Op 6 december 2013 heeft (inmiddels oud-)staatssecretaris Weekers zes knelpunten beschreven van pensioenopbouw in eigen beheer. Hij komt met drie mogelijke oplossingen. Eén van de oplossingen is een geheel nieuw systeem, namelijk een fiscale pensioenreserve die wordt gevormd door een percentage van de winst.

Dit systeem doet denken aan de oudedagsreserve van de zelfstandig ondernemer. Wij denken dat er nog een andere variant is waarbij de oudedagsvoorziening voorop staat maar tevens kan dienen als financieringsbron voor de ondernemer. Bovendien heeft de fiscus genoeg zekerheid dat zij uiteindelijk het belastinggeld ontvangt.

Probleem

Pensioen in eigen beheer leidt tot liquiditeitsverruiming in de onderneming die kan worden gebruikt voor investeringen. Op pensioendatum moeten de investeringen zijn terugverdiend zodat de onderneming voldoende vermogen heeft om het pensioen van de dga te financieren. Dit uitgangspunt is door vele wijzigingen van de fiscale wetgeving min of meer gesneuveld. Pensioen in eigen beheer is ingewikkeld geworden.

Weekers benoemt zes knelpunten van pensioenopbouw in eigen beheer:

  • De waarderings- en berekeningsystematiek is ingewikkeld en leidt tot hoge kosten.
  • De commerciële waarde van het pensioen wijkt fors af van de fiscale waarde.
  • De lage fiscale pensioenverplichting betekent dat het eigen vermogen hoger wordt vastgesteld dan het in werkelijk is. Dividenduitkeringen zijn mede hierdoor vaak niet mogelijk.
  • Het moeten afstorten van een echtscheidingsaanspraak naar een verzekeraar moet op basis van commerciële grondslagen en wordt als problematisch ervaren.
  • Bij extern beheer kunnen premies meestal niet volledig in mindering worden gebracht op het resultaat en worden deze in de pensioen-bv gedeeltelijk in de winst betrokken.
  • Voor de loonbelasting is de commerciële waarde leidend; voor de vennootschapsbelasting de fiscale waarde. Dit is verwarrend voor belastingplichtigen.

Ondanks deze knelpunten beseft de staatssecretaris het belang dat de premies ter beschikking kunnen blijven voor de onderneming.

Afschaffen van eigen beheer is voor de staatssecretaris dus geen optie. De knelpunten worden met name veroorzaakt door:

  • De fiscale regels met betrekking tot waardering (artikel 3.29 Wet IB 2001 en artikel 8 lid 6 Wet vpb 1969).
  • De fiscale regels met betrekking tot lastneming (artikel 3.26 tot en met 3.28 wet IB 2001).

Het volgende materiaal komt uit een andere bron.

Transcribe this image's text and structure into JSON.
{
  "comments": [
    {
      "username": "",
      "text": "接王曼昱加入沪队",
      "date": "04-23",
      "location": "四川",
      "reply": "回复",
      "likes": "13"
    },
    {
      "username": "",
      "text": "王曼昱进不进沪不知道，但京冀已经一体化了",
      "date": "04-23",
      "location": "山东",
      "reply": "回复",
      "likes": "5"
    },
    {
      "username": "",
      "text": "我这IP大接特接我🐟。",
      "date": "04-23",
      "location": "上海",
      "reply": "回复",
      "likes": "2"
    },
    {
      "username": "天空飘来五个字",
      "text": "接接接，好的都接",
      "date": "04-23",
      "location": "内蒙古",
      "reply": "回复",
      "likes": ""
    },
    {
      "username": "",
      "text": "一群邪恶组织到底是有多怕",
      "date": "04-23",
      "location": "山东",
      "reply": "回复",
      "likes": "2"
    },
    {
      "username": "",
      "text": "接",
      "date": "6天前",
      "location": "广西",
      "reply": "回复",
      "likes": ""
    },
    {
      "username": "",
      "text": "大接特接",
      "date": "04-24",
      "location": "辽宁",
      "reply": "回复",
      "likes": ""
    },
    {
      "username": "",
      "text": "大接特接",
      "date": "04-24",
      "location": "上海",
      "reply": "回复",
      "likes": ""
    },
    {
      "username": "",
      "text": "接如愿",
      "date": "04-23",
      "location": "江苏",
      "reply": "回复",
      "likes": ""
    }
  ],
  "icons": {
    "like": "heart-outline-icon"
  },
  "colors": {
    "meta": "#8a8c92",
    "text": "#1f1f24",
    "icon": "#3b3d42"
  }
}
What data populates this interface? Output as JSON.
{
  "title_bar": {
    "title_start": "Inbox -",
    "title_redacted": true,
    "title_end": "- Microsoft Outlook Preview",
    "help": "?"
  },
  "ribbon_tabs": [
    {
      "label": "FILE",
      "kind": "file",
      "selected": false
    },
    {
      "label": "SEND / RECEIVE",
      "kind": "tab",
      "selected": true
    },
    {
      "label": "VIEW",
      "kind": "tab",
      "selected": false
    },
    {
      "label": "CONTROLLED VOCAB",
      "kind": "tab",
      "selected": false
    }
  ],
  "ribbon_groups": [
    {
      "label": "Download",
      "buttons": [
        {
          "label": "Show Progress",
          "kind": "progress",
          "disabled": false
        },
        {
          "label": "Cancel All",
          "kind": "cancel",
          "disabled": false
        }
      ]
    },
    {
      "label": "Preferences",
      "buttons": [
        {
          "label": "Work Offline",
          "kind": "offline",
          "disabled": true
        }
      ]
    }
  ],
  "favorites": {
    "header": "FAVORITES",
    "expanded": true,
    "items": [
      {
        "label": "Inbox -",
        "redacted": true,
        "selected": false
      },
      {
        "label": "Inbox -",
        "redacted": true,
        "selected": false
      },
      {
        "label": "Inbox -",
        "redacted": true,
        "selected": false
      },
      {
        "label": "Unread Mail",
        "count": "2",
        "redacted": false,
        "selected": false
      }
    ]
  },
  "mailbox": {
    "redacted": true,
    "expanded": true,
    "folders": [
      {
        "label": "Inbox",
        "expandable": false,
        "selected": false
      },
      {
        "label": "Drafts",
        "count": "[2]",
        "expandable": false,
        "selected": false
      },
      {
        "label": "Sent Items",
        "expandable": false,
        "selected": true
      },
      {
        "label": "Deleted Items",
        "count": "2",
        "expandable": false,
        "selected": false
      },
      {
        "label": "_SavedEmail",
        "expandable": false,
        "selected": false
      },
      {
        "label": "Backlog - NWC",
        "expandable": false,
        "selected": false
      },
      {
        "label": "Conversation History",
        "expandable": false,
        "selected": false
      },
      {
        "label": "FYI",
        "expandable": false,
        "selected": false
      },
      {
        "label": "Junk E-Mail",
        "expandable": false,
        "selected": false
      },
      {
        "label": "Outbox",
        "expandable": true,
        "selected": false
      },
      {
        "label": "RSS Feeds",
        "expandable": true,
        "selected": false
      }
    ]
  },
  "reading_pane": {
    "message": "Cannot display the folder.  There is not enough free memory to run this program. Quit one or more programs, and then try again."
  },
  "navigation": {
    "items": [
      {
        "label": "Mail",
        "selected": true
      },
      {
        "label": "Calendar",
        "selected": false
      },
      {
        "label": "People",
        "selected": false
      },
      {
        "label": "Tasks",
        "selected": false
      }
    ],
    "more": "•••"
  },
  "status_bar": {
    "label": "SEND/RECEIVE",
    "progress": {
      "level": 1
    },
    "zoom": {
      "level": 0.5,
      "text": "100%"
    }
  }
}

Mogelijke oplossingen staatssecretaris

De staatssecretaris beschrijft drie mogelijke oplossingen:

  1. Fiscale waardering op basis van de pensioenverplichting op commerciële grondslagen.
  2. De fiscale pensioenverplichting vormt uitgangspunt voor herrekening van de pensioenaanspraken.
  3. Een doteringssystematiek op basis van de winst los van het arbeidsrecht en de pensioenwetgeving uit de wet op de loonbelasting.

Variant 1: Commercieel wordt leidend

Voortaan alleen commercieel waarderen heeft forse negatieve budgettaire consequenties voor het rijk. Het is niet verrassend dat deze variant niet de voorkeur heeft van de staatssecretaris.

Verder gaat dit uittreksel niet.